Despadronize-se
15 Maio 2019
Sua existência fetal foi descoberta, e logo seus pais começaram planejar como seriam os próximos dias, desde as suas roupas, brinquedos, quarto, até mínimos detalhes. Num piscar de olhos os meses se passaram e você chegou. Com sua vinda, vieram também as próximas escolhas, e nada mais natural que isso, afinal, nós nascemos serzinhos totalmente dependentes de outrem para sobreviver. E assim como seus avós, bisavós e ancestrais, os seus pais fizeram as primeiras escolhas da sua vida, desde a religião, o batismo, e os locais onde frequentar, até os esportes pelos quais eles almejavam vê-lo praticar.

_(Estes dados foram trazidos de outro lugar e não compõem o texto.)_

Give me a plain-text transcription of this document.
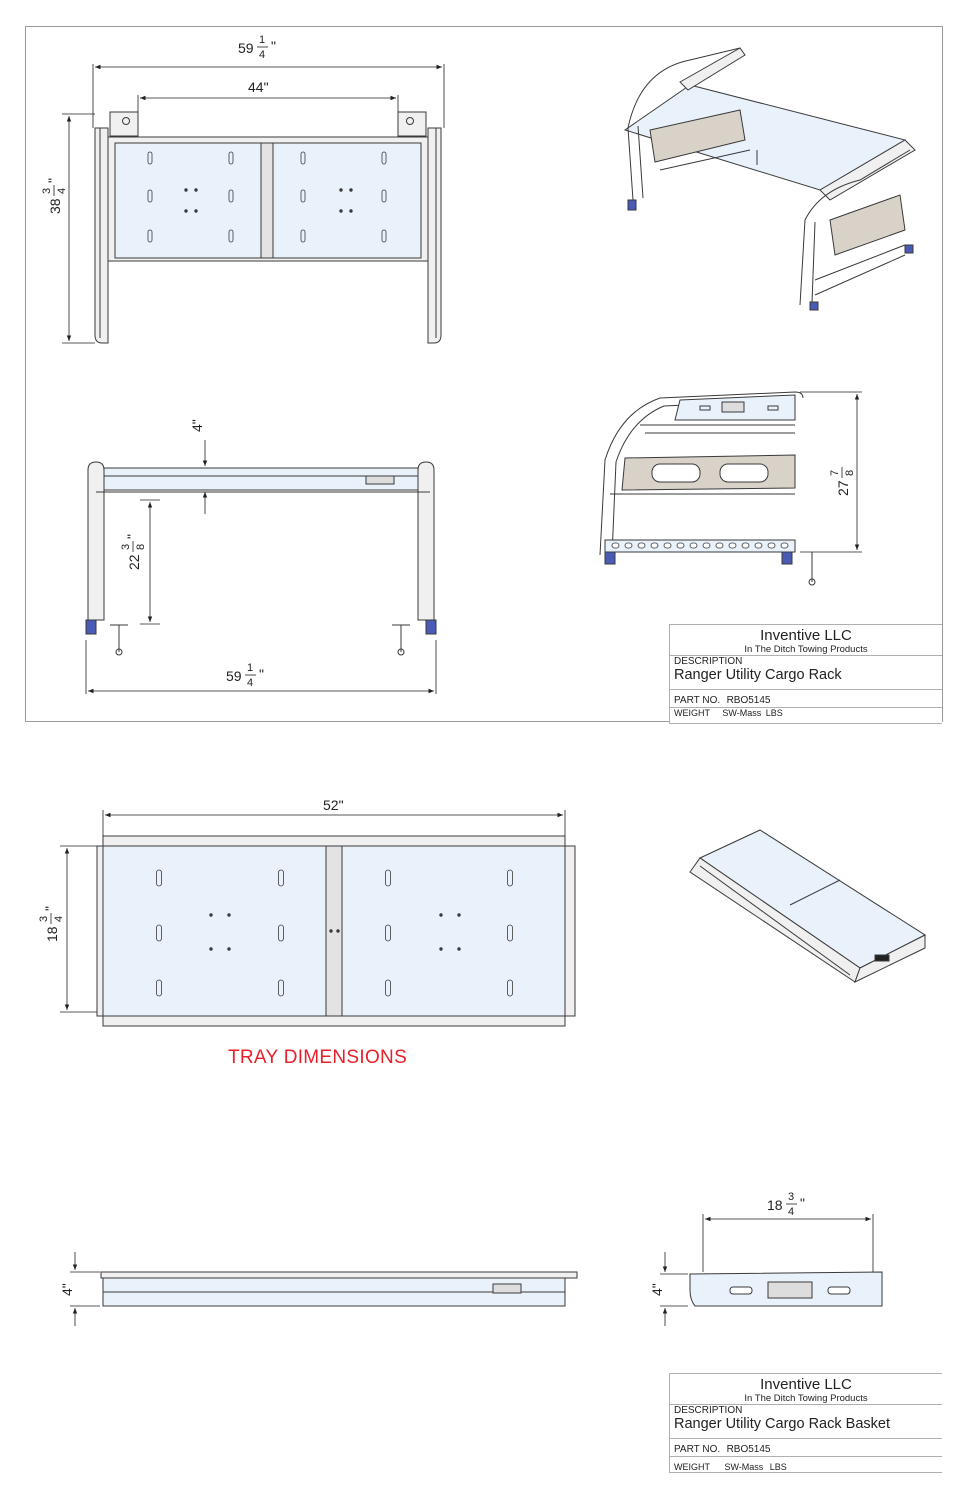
59 1
4
"
44"
38
3 4
"
4"
22
3 8
"
59 1
4
"
27
7 8
52"
18
3 4
"
4"
18 3
4
"
4"
Inventive LLC
In The Ditch Towing Products
DESCRIPTION
Ranger Utility Cargo Rack
PART NO. RBO5145
WEIGHT SW-Mass LBS
TRAY DIMENSIONS
Inventive LLC
In The Ditch Towing Products
DESCRIPTION
Ranger Utility Cargo Rack Basket
PART NO. RBO5145
WEIGHT SW-Mass LBS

A virada para a puberdade chegou e com ela vieram uma enxurrada de hormônios, sentimentos e questionamentos desordenados. A confusão entre acatar as escolhas de seus progenitores ou ter suas próprias escolhas fazia-no manter-se em uma constante montanha russa de interrogações. Ao longo dessa viagem do curso da vida, em algum momento, você acaba por descobrir que saiu de um mundo uterino quente e confortável, para um mundo gélido cujas paredes são construídas por uma massa de julgamentos. O calor do leite materno logo é trocado pela cerveja mais gelada que puder encontrar no bar da esquina.
Bem vindo ao mundo adulto! Agora você é independente, livre e maravilhosamente satisfeito por poder fazer as próprias escolhas. Mas, vou levantar um pequeno questionamento: todas as suas escolhas partiram de você? A roupa que está em alta que você comprou na promoção semana passada, foi escolha sua, ou um impulso dos fatores de “estar na moda”, somado ao privilégio de comprar mais barato? Vamos dar passos mais largos… A sua graduação, regada a várias gotas de suor e cafeína, foi escolhida pela sua fiel vontade de alcançar o ofício que deseja para o resto dos seus longos dias, ou por fatores alheios a sua vontade?
Parece uma enorme bobagem pensar que uma sociedade livre e democrática, na verdade, não é nem uma coisa, nem outra. Nós queremos ter o corpo das modelos, o cabelo da propaganda de shampoo, as roupas das atrizes e o comportamento dos personagens daquela série do canal da TV a cabo. Queremos cultivar o jardim da nossa casa com as mudas que temos vontade de extrair do jardim dos vizinhos. Queremos trabalhar pra ter como posses as coisas que outras pessoas já trabalharam o bastante para tê-las. Enquanto os nossos sonhos e vontades reais, esses sim, são impossíveis. Mas deixa eu te contar um segredo: o impossível é uma lenda criada por gente sem coragem de viver.
Acredite, você não precisa ser médico quando pode ser extremamente feliz e bem sucedido sendo músico. Não precisa se vestir com os padrões das passarelas para desfilar no palco das redes sociais. Você não deve se prender a sua cidade natal quando a sua felicidade está no continente vizinho. Também não é justo que você siga a carreira familiar que vem ultrapassando gerações desde o bisavô joalheiro, quando a sua vontade é ser advogado. Não dá pra passar uma vida inteira negando a própria identidade, nem vivendo a vida que esperavam que você quisesse viver.
Despadronize-se. E como citou o escritou e poeta Edson Marques em um de seus poemas: “Se você não encontrar razões para ser livre, invente-as”. E isso não é sobre pensar fora da caixa, é sobre sair dela, e não aceitar nada menos do que o mundo fora da bolha tem pra você.